Pg. 6-10 Effect of the time of bud-break in winter, as manipulated by the commencement of irrigation, on flowering intensity of ‘Mauritius’ litchi trees

In ‘Mauritius’ litchi, country yield and the tree flowering intensity are strongly correlated. General failure to flower is associated with poor years, and intense flowering, with exceptional years. Pronounced seasonal variability in cropping is recognized as a significant problem. It was observed that the time of the commencement of irrigation can markedly influence the time of bud development during the winter months in ‘Mauritius’ litchi. Timely release from a relative drought stress may therefore effect general bud-development when conditions are ideally inductive. The aim of the present study was to assess the effect of the release from drought stress on various dates during winter, after its early
imposition, on the intensity of flowering, as well as on fruit retention, in ‘Mauritius’.

Trees were pruned (30 to 40 cm heading back of all branches) on February 8, 9 and 10, 2005, at the time when general postharvest flushing was beginning. Pruning was effective in causing a uniform flush response, bud development having occurred generally by February, 2005, in the pruned trees. To determine the effect of release from drought stress after its imposition, the microsprinklers irrigating the trees were blocked on April 15, after the post-harvest flush had generally materialized. Irrigation was reinstated on a number of dates, namely, June 9 (L2), July 4 (L3 ), and July 15 (L4, L5 , L6 ) 2005. Ethrel (150 ml Ethrel per 100 l water, dates April 15 and May 5) was sprayed on the trees in April and May, 2005, to prevent new flush from developing during these months.
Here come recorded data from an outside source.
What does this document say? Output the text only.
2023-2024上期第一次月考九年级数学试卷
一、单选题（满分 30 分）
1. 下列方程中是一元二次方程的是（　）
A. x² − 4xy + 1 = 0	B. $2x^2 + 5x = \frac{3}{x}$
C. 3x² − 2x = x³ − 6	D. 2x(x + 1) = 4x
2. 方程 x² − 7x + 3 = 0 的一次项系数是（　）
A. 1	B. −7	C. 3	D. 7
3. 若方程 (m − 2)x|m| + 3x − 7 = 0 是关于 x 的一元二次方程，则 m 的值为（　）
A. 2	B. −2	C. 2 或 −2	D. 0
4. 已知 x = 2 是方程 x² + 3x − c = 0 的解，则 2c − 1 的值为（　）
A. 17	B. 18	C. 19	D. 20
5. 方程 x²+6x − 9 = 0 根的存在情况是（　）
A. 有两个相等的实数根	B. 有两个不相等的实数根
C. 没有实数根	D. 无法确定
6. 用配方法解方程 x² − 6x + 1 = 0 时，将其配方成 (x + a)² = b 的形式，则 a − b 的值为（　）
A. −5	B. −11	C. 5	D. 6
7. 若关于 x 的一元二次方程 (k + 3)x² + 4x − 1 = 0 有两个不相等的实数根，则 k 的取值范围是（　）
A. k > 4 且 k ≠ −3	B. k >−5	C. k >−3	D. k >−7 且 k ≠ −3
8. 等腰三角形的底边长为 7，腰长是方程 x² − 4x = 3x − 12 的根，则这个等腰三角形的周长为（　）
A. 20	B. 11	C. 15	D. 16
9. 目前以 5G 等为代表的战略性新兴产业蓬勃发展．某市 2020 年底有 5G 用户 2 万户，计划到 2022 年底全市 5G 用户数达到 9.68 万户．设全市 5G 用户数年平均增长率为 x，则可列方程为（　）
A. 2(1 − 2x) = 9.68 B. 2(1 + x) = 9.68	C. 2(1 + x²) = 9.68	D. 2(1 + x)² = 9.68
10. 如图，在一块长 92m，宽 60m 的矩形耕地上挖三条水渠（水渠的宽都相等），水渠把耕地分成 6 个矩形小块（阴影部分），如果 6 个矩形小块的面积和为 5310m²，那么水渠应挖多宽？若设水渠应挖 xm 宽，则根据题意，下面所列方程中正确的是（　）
Flowering intensity or percentage of inflorescences bearing fruits was not markedly affected by the treatments, flowering intensity being greatest in the untreated and trees released latest from drought stress (July 15, 2005). Drought imposition was apparently effective to an extent in delaying bud development. Trees pruned and released from drought stress on July 15, 2005, were generally as productive as, or more productive than, the untreated trees. Inflorescences developing later in the season tended to set fruits, whereas those developing earlier were prone to fruitlessness. Correlative analysis relating stage of growth and development in July or September 2005, to flowering intensity or inflorescence fruit setting ability as seen in late October 2005, confirms the supposition that the time of winter bud development as it relates to winter temperatures, directly determines whether inflorescences develop or not, as well as the ability of the inflorescences to set fruits. Future research is to be aimed at assessing the date of post-harvest pruning on flowering intensity and inflorescence fruit setting capacity in view of the effect of pruning on flushing time, and shoot maturation stage when conditions are maximally inductive for flowering.